Estaba frente a la escuela infantil de Lucas, esperando verlo aparecer entre la riada de niños con sus mochilas de distintos colores. Mientras duró aquella espera, había estado llamando una y otra vez al teléfono de Bodoc. Siempre con idéntico resultado: aquel mensaje frustrante y aquella voz robotizada. No parecía que nada fuese a cambiar. Aun así, lo marcó una vez tras otra, con los nudillos de la mano derecha ardiéndole y cubiertos de sangre. Se preguntó si pudiera ser que, en su mundo, André todavía no hubiese contratado aquella línea de teléfono. O si ya la habría dado de baja. Se preguntó si sus tiempos de verdad serían simultáneos. Desde que no muy lejos de allí había dejado al amante de su exmujer rodeado por sus alumnos, el cielo se había ido ennegreciendo más y más a causa de la nube volcánica. En la televisión habían dicho que los fragmentos de magma provenientes de las profundidades de la tierra se congelaban al entrar en contacto con el frío de Islandia y se convertían en partículas de polvo. Ahora, aquella nube de ceniza había velado la luz y se había apoderado de la atmósfera. No obstante, él se había levantado con las ideas más claras que nunca y nada podría enturbiar su determinación. Reconoció la cabeza de su hijo avanzando entre las otras, y una sonrisa iluminó su cara.
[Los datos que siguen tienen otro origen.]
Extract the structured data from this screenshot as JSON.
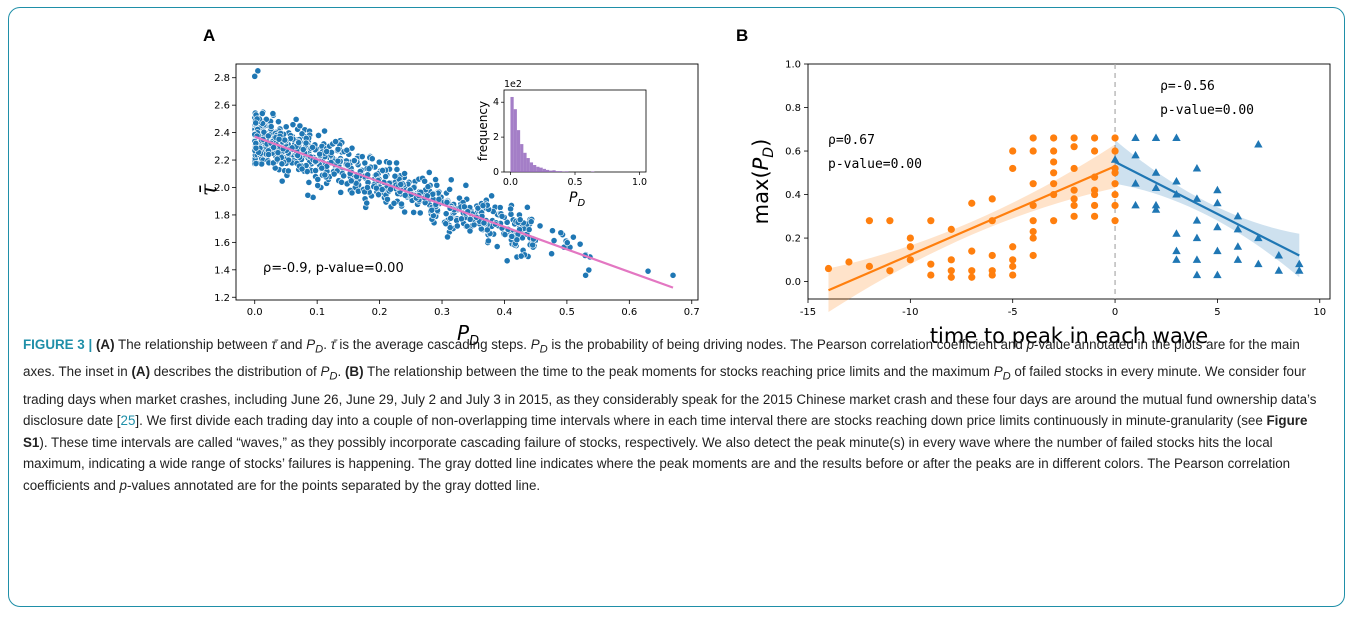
{
  "panels": {
    "a_letter": "A",
    "b_letter": "B"
  },
  "chart_data": [
    {
      "type": "scatter",
      "panel": "A",
      "xlabel": "P_D",
      "ylabel": "τ̄",
      "xlim": [
        -0.03,
        0.71
      ],
      "ylim": [
        1.18,
        2.9
      ],
      "xticks": [
        "0.0",
        "0.1",
        "0.2",
        "0.3",
        "0.4",
        "0.5",
        "0.6",
        "0.7"
      ],
      "yticks": [
        "1.2",
        "1.4",
        "1.6",
        "1.8",
        "2.0",
        "2.2",
        "2.4",
        "2.6",
        "2.8"
      ],
      "annotation": "ρ=-0.9, p-value=0.00",
      "point_color": "#1f77b4",
      "fit_color": "#e377c2",
      "fit_line": {
        "x": [
          0.0,
          0.67
        ],
        "y": [
          2.37,
          1.27
        ]
      },
      "outliers": {
        "x": [
          0.005,
          0.53,
          0.63,
          0.67,
          0.0
        ],
        "y": [
          2.85,
          1.36,
          1.39,
          1.36,
          2.81
        ]
      },
      "inset": {
        "type": "bar",
        "xlabel": "P_D",
        "ylabel": "frequency",
        "scale_label": "1e2",
        "xticks": [
          "0.0",
          "0.5",
          "1.0"
        ],
        "yticks": [
          "0",
          "2",
          "4"
        ],
        "xlim": [
          -0.05,
          1.05
        ],
        "ylim": [
          0,
          4.7
        ],
        "bar_color": "#9467bd",
        "bin_width": 0.025,
        "bin_start": 0.0,
        "values": [
          4.3,
          3.6,
          2.4,
          1.6,
          1.1,
          0.8,
          0.55,
          0.4,
          0.3,
          0.25,
          0.18,
          0.12,
          0.08,
          0.1,
          0.05,
          0.05,
          0.02,
          0.04,
          0.0,
          0.0,
          0.0,
          0.0,
          0.0,
          0.0,
          0.0,
          0.03,
          0.0,
          0.0
        ]
      }
    },
    {
      "type": "scatter",
      "panel": "B",
      "xlabel": "time to peak in each wave",
      "ylabel": "max(P_D)",
      "xlim": [
        -15,
        10.5
      ],
      "ylim": [
        -0.08,
        1.0
      ],
      "xticks": [
        "-15",
        "-10",
        "-5",
        "0",
        "5",
        "10"
      ],
      "xtick_values": [
        -15,
        -10,
        -5,
        0,
        5,
        10
      ],
      "yticks": [
        "0.0",
        "0.2",
        "0.4",
        "0.6",
        "0.8",
        "1.0"
      ],
      "ytick_values": [
        0.0,
        0.2,
        0.4,
        0.6,
        0.8,
        1.0
      ],
      "peak_line_x": 0,
      "series": [
        {
          "color": "#ff7f0e",
          "marker": "circle",
          "annotation_rho": "ρ=0.67",
          "annotation_p": "p-value=0.00",
          "fit_line": {
            "x": [
              -14,
              0
            ],
            "y": [
              -0.04,
              0.53
            ]
          },
          "x": [
            -14,
            -13,
            -12,
            -12,
            -11,
            -11,
            -10,
            -10,
            -10,
            -9,
            -9,
            -9,
            -8,
            -8,
            -8,
            -8,
            -7,
            -7,
            -7,
            -7,
            -6,
            -6,
            -6,
            -6,
            -6,
            -5,
            -5,
            -5,
            -5,
            -5,
            -5,
            -4,
            -4,
            -4,
            -4,
            -4,
            -4,
            -4,
            -4,
            -3,
            -3,
            -3,
            -3,
            -3,
            -3,
            -3,
            -2,
            -2,
            -2,
            -2,
            -2,
            -2,
            -2,
            -1,
            -1,
            -1,
            -1,
            -1,
            -1,
            -1,
            0,
            0,
            0,
            0,
            0,
            0,
            0,
            0
          ],
          "y": [
            0.06,
            0.09,
            0.28,
            0.07,
            0.28,
            0.05,
            0.16,
            0.1,
            0.2,
            0.03,
            0.08,
            0.28,
            0.1,
            0.02,
            0.05,
            0.24,
            0.02,
            0.36,
            0.05,
            0.14,
            0.03,
            0.12,
            0.05,
            0.38,
            0.28,
            0.52,
            0.6,
            0.07,
            0.03,
            0.16,
            0.1,
            0.66,
            0.6,
            0.45,
            0.35,
            0.2,
            0.12,
            0.23,
            0.28,
            0.66,
            0.6,
            0.55,
            0.45,
            0.4,
            0.28,
            0.5,
            0.66,
            0.62,
            0.52,
            0.42,
            0.38,
            0.3,
            0.35,
            0.66,
            0.6,
            0.48,
            0.4,
            0.3,
            0.35,
            0.42,
            0.66,
            0.6,
            0.5,
            0.45,
            0.35,
            0.28,
            0.4,
            0.52
          ]
        },
        {
          "color": "#1f77b4",
          "marker": "triangle",
          "annotation_rho": "ρ=-0.56",
          "annotation_p": "p-value=0.00",
          "fit_line": {
            "x": [
              0,
              9
            ],
            "y": [
              0.55,
              0.12
            ]
          },
          "x": [
            0,
            1,
            1,
            1,
            1,
            2,
            2,
            2,
            2,
            2,
            3,
            3,
            3,
            3,
            3,
            3,
            4,
            4,
            4,
            4,
            4,
            4,
            5,
            5,
            5,
            5,
            5,
            6,
            6,
            6,
            6,
            7,
            7,
            7,
            8,
            8,
            9,
            9
          ],
          "y": [
            0.56,
            0.66,
            0.58,
            0.45,
            0.35,
            0.66,
            0.5,
            0.35,
            0.33,
            0.43,
            0.66,
            0.46,
            0.4,
            0.22,
            0.14,
            0.1,
            0.52,
            0.38,
            0.28,
            0.2,
            0.1,
            0.03,
            0.42,
            0.36,
            0.25,
            0.14,
            0.03,
            0.3,
            0.24,
            0.16,
            0.1,
            0.63,
            0.2,
            0.08,
            0.12,
            0.05,
            0.08,
            0.05
          ]
        }
      ]
    }
  ],
  "caption": {
    "fig_label": "FIGURE 3 | ",
    "a1": "(A)",
    "t1": " The relationship between ",
    "tau": "τ̄",
    "t2": " and ",
    "pd1": "P",
    "sub1": "D",
    "t3": ". ",
    "tau2": "τ̄",
    "t4": " is the average cascading steps. ",
    "pd2": "P",
    "sub2": "D",
    "t5": " is the probability of being driving nodes. The Pearson correlation coefficient and ",
    "p1": "p",
    "t6": "-value annotated in the plots are for the main axes. The inset in ",
    "a2": "(A)",
    "t7": " describes the distribution of ",
    "pd3": "P",
    "sub3": "D",
    "t8": ". ",
    "b1": "(B)",
    "t9": " The relationship between the time to the peak moments for stocks reaching price limits and the maximum ",
    "pd4": "P",
    "sub4": "D",
    "t10": " of failed stocks in every minute. We consider four trading days when market crashes, including June 26, June 29, July 2 and July 3 in 2015, as they considerably speak for the 2015 Chinese market crash and these four days are around the mutual fund ownership data’s disclosure date [",
    "ref": "25",
    "t11": "]. We first divide each trading day into a couple of non-overlapping time intervals where in each time interval there are stocks reaching down price limits continuously in minute-granularity (see ",
    "figs1": "Figure S1",
    "t12": "). These time intervals are called “waves,” as they possibly incorporate cascading failure of stocks, respectively. We also detect the peak minute(s) in every wave where the number of failed stocks hits the local maximum, indicating a wide range of stocks’ failures is happening. The gray dotted line indicates where the peak moments are and the results before or after the peaks are in different colors. The Pearson correlation coefficients and ",
    "p2": "p",
    "t13": "-values annotated are for the points separated by the gray dotted line."
  }
}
—¿Y mamá? —fue lo que dijo Lucas cuando lo vio.
—Hoy no podía venir. Seguro que te lo había dicho —lo intentó tranquilizar—. Su amigo tampoco podía, así que ha venido papá.
A unos metros de distancia, una mujer observaba a Xavier con recelo. Se acercó hasta donde estaban y, mirando únicamente al niño, le preguntó:
—Lucas, ¿conoces a este hombre?
El crío se agarró a la pierna de su profesora y se escudó tras ella. La mujer se puso firme y buscó los ojos de Xavier, como si le costara distinguirlos por la falta de luz. O como si le inquietase el hematoma que se extendía desde el centro de su rostro.
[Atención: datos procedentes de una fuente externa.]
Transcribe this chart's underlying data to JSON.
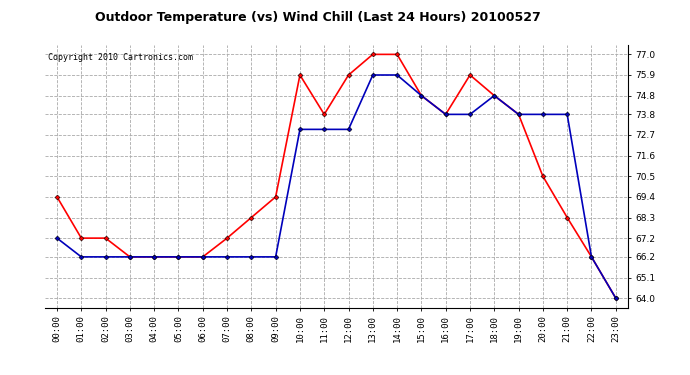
{
  "title": "Outdoor Temperature (vs) Wind Chill (Last 24 Hours) 20100527",
  "copyright": "Copyright 2010 Cartronics.com",
  "hours": [
    "00:00",
    "01:00",
    "02:00",
    "03:00",
    "04:00",
    "05:00",
    "06:00",
    "07:00",
    "08:00",
    "09:00",
    "10:00",
    "11:00",
    "12:00",
    "13:00",
    "14:00",
    "15:00",
    "16:00",
    "17:00",
    "18:00",
    "19:00",
    "20:00",
    "21:00",
    "22:00",
    "23:00"
  ],
  "temp": [
    69.4,
    67.2,
    67.2,
    66.2,
    66.2,
    66.2,
    66.2,
    67.2,
    68.3,
    69.4,
    75.9,
    73.8,
    75.9,
    77.0,
    77.0,
    74.8,
    73.8,
    75.9,
    74.8,
    73.8,
    70.5,
    68.3,
    66.2,
    64.0
  ],
  "windchill": [
    67.2,
    66.2,
    66.2,
    66.2,
    66.2,
    66.2,
    66.2,
    66.2,
    66.2,
    66.2,
    73.0,
    73.0,
    73.0,
    75.9,
    75.9,
    74.8,
    73.8,
    73.8,
    74.8,
    73.8,
    73.8,
    73.8,
    66.2,
    64.0
  ],
  "temp_color": "#ff0000",
  "windchill_color": "#0000bb",
  "bg_color": "#ffffff",
  "grid_color": "#aaaaaa",
  "ylim_min": 63.5,
  "ylim_max": 77.5,
  "yticks": [
    64.0,
    65.1,
    66.2,
    67.2,
    68.3,
    69.4,
    70.5,
    71.6,
    72.7,
    73.8,
    74.8,
    75.9,
    77.0
  ],
  "marker": "D",
  "marker_size": 2.5,
  "line_width": 1.2,
  "title_fontsize": 9,
  "copyright_fontsize": 6,
  "tick_fontsize": 6.5
}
—No puede estar aquí, señor —le dijo.
Él iba a responderle que era su padre y que ella era sólo una extraña y que ni ella ni nadie tenía derecho a entrometerse. Pero un mendigo que cruzó entre los niños distrajo su atención. Fue todo muy rápido. Pasó por allí como una sombra. Sin embargo, por un instante, habría jurado que era el mismo mendigo al que André Bodoc había echado unas monedas en el parque.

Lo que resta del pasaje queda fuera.